**Distinguished lectures**

**Talk 1: Interpolation of data by smooth functions // Talk 2: Mathematical problems on graphene**

**Speaker:** Charles Fefferman (Princeton University)**Date:** Friday, 15 October 2021 - 15:00 - 17:30**Online:** youtu.be/VER3NzEGLd0

**Abstract:**

**Talk 1: "Interpolation of data by smooth functions"**

Let X be your favorite Banach space of continuous functions on R^n. Given a real-valued function f on a (possibly awful) subset E of R^n, how can we decide whether f extends to a function F:R^n->R in the space X? If such an F exists, then how small can we take its norm in X? What can we say about derivatives of F? Can we take F to depend linearly on f?

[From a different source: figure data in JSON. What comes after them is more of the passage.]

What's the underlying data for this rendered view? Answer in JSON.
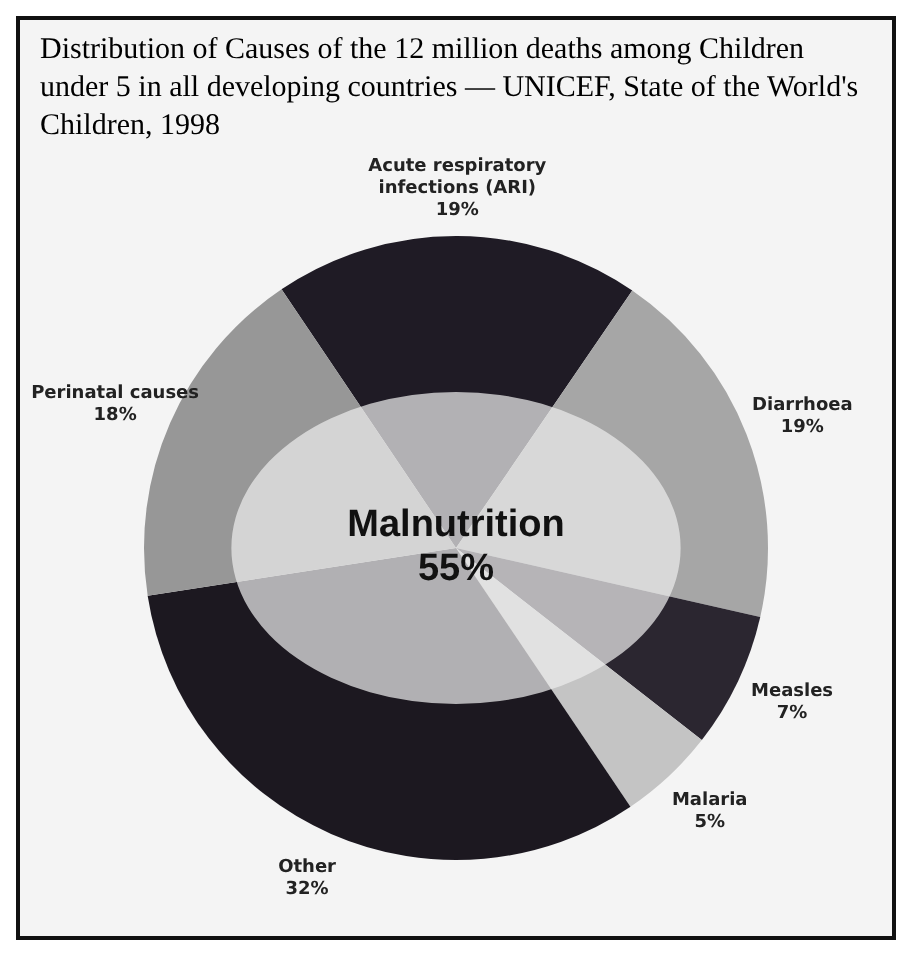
{
  "chart_data": {
    "type": "pie",
    "title": "Distribution of Causes of the 12 million deaths among Children under 5 in all developing countries — UNICEF, State of the World's Children, 1998",
    "categories": [
      "Acute respiratory infections (ARI)",
      "Diarrhoea",
      "Measles",
      "Malaria",
      "Other",
      "Perinatal causes"
    ],
    "values": [
      19,
      19,
      7,
      5,
      32,
      18
    ],
    "value_labels": [
      "19%",
      "19%",
      "7%",
      "5%",
      "32%",
      "18%"
    ],
    "colors": [
      "#1f1b25",
      "#a6a6a6",
      "#2b2630",
      "#c4c4c4",
      "#1c1820",
      "#979797"
    ],
    "annotations": [
      "Malnutrition",
      "55%"
    ],
    "legend": false
  }
}
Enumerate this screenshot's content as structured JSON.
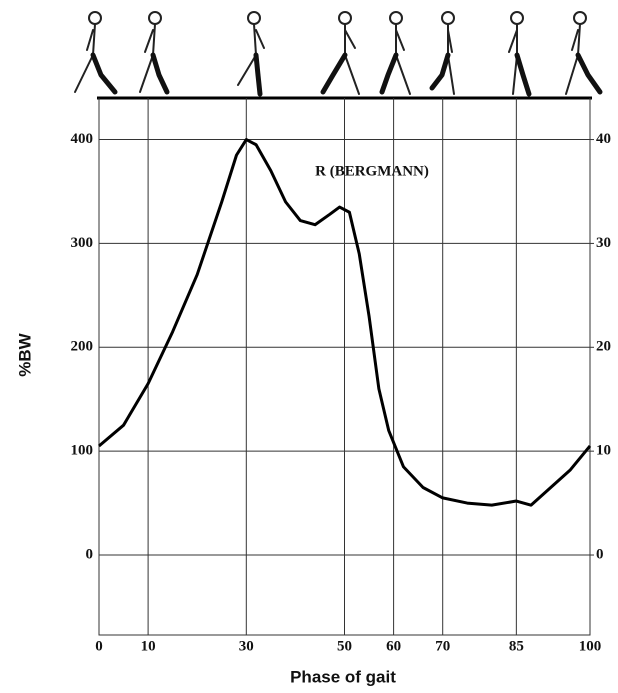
{
  "chart_data": {
    "type": "line",
    "annotation": "R (BERGMANN)",
    "x_label": "Phase of gait",
    "y_label": "%BW",
    "x": [
      0,
      5,
      10,
      15,
      20,
      25,
      28,
      30,
      32,
      35,
      38,
      41,
      44,
      47,
      49,
      51,
      53,
      55,
      57,
      59,
      62,
      66,
      70,
      75,
      80,
      85,
      88,
      92,
      96,
      100
    ],
    "series": [
      {
        "name": "R (BERGMANN)",
        "color": "#000000",
        "values": [
          105,
          125,
          165,
          215,
          270,
          340,
          385,
          400,
          395,
          370,
          340,
          322,
          318,
          328,
          335,
          330,
          290,
          230,
          160,
          120,
          85,
          65,
          55,
          50,
          48,
          52,
          48,
          65,
          82,
          105
        ]
      }
    ],
    "xlim": [
      0,
      100
    ],
    "xticks": [
      0,
      10,
      30,
      50,
      60,
      70,
      85,
      100
    ],
    "ylim": [
      -77,
      440
    ],
    "yticks": [
      0,
      100,
      200,
      300,
      400
    ],
    "y2lim": [
      -7.7,
      44
    ],
    "y2ticks": [
      0,
      10,
      20,
      30,
      40
    ],
    "grid": true
  }
}
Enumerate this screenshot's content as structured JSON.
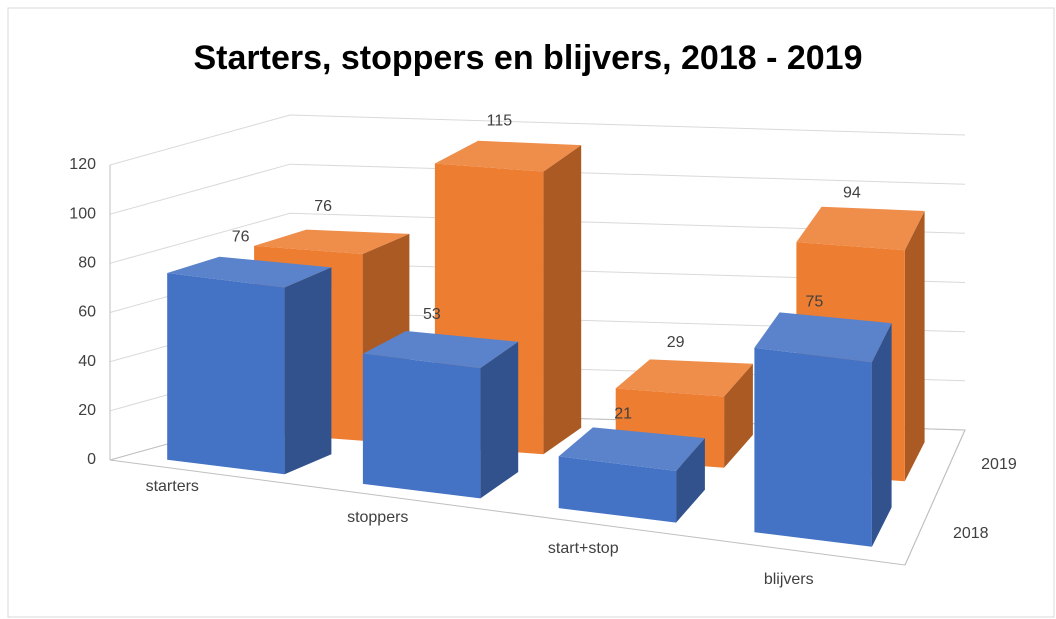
{
  "chart_data": {
    "type": "bar3d",
    "title": "Starters, stoppers en blijvers, 2018 - 2019",
    "categories": [
      "starters",
      "stoppers",
      "start+stop",
      "blijvers"
    ],
    "series": [
      {
        "name": "2018",
        "color": "#4472c4",
        "values": [
          76,
          53,
          21,
          75
        ]
      },
      {
        "name": "2019",
        "color": "#ed7d31",
        "values": [
          76,
          115,
          29,
          94
        ]
      }
    ],
    "ylim": [
      0,
      120
    ],
    "yticks": [
      0,
      20,
      40,
      60,
      80,
      100,
      120
    ],
    "grid": true
  }
}
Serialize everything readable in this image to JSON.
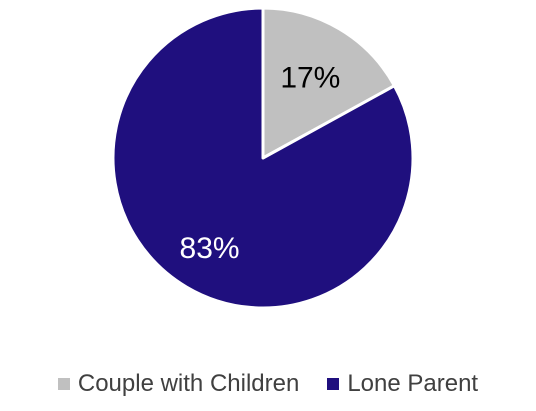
{
  "chart_data": {
    "type": "pie",
    "title": "",
    "slices": [
      {
        "name": "Couple with Children",
        "value": 17,
        "label": "17%",
        "color": "#c0c0c0",
        "label_color": "#000000"
      },
      {
        "name": "Lone Parent",
        "value": 83,
        "label": "83%",
        "color": "#1f0f7e",
        "label_color": "#ffffff"
      }
    ],
    "start": "12 o'clock",
    "direction": "clockwise",
    "legend_position": "bottom"
  }
}
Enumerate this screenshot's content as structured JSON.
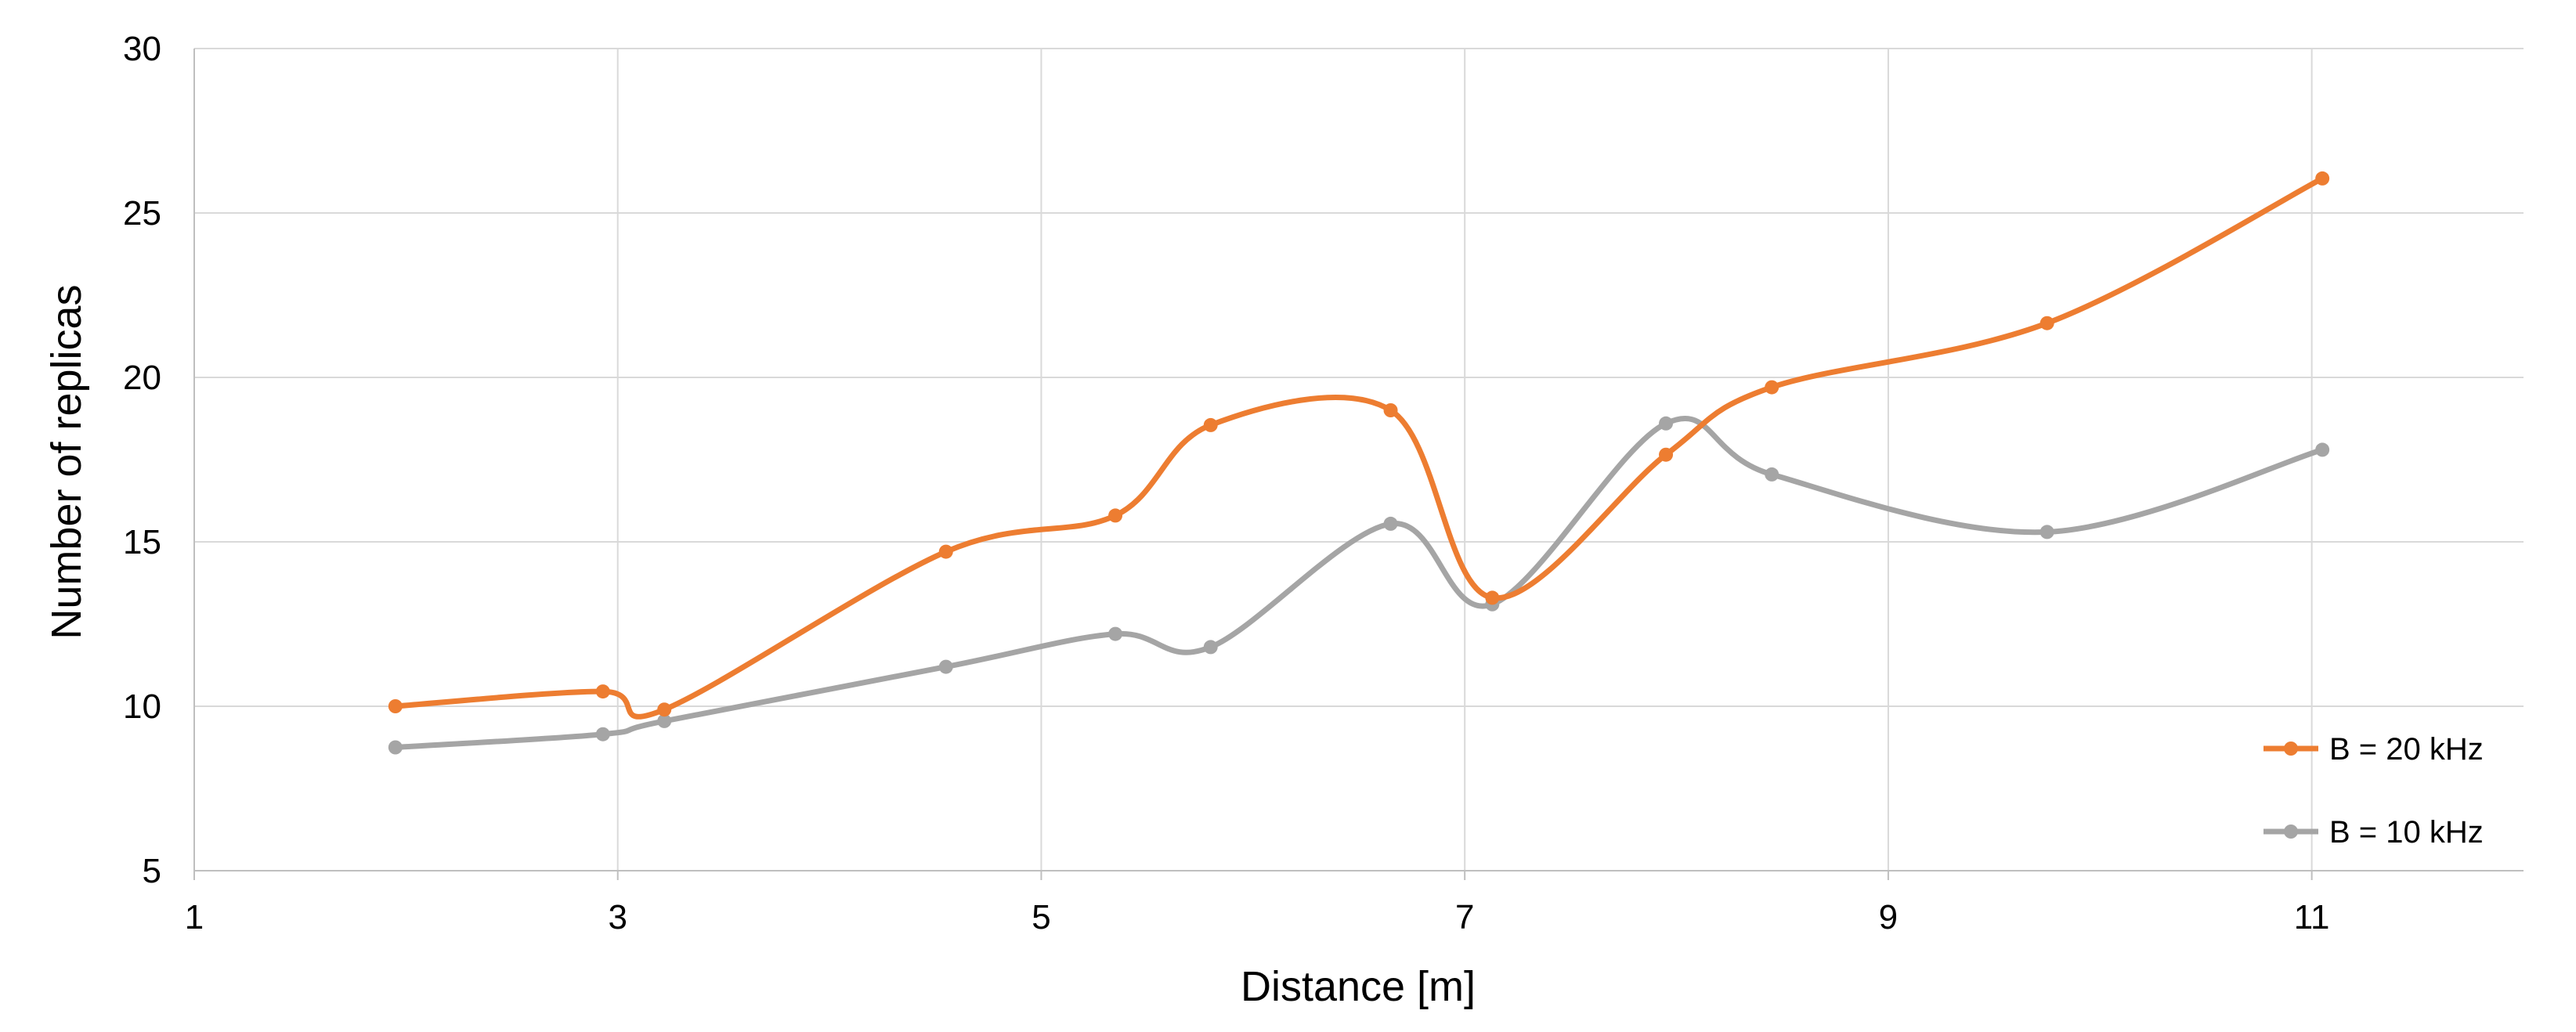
{
  "chart_data": {
    "type": "line",
    "title": "",
    "xlabel": "Distance [m]",
    "ylabel": "Number of replicas",
    "xlim": [
      1,
      12
    ],
    "ylim": [
      5,
      30
    ],
    "xticks": [
      1,
      3,
      5,
      7,
      9,
      11
    ],
    "yticks": [
      5,
      10,
      15,
      20,
      25,
      30
    ],
    "grid": true,
    "smooth": true,
    "legend_position": "bottom-right",
    "series": [
      {
        "name": "B = 20 kHz",
        "color": "#ED7D31",
        "x": [
          1.95,
          2.93,
          3.22,
          4.55,
          5.35,
          5.8,
          6.65,
          7.13,
          7.95,
          8.45,
          9.75,
          11.05
        ],
        "y": [
          10.0,
          10.45,
          9.9,
          14.7,
          15.8,
          18.55,
          19.0,
          13.3,
          17.65,
          19.7,
          21.65,
          26.05
        ]
      },
      {
        "name": "B = 10 kHz",
        "color": "#A5A5A5",
        "x": [
          1.95,
          2.93,
          3.22,
          4.55,
          5.35,
          5.8,
          6.65,
          7.13,
          7.95,
          8.45,
          9.75,
          11.05
        ],
        "y": [
          8.75,
          9.15,
          9.55,
          11.2,
          12.2,
          11.8,
          15.55,
          13.1,
          18.6,
          17.05,
          15.3,
          17.8
        ]
      }
    ]
  }
}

Suppose E is finite. Can we compute an F whose norm in X has the least possible order of magnitude? How many computer operations does it take? What if we demand merely that F agree approximately with f on E? What if we are allowed to discard a few data points as "outliers"? Which data points should we discard?

**Talk 2: "Mathematical problems on graphene"**

The talk presents two standard models used by physicists to study the propagation of electrons in graphene. The lecture presents theorems that relate those models to each other, then derive from them some well-known phenomena along with another phenomenon that's not so well known.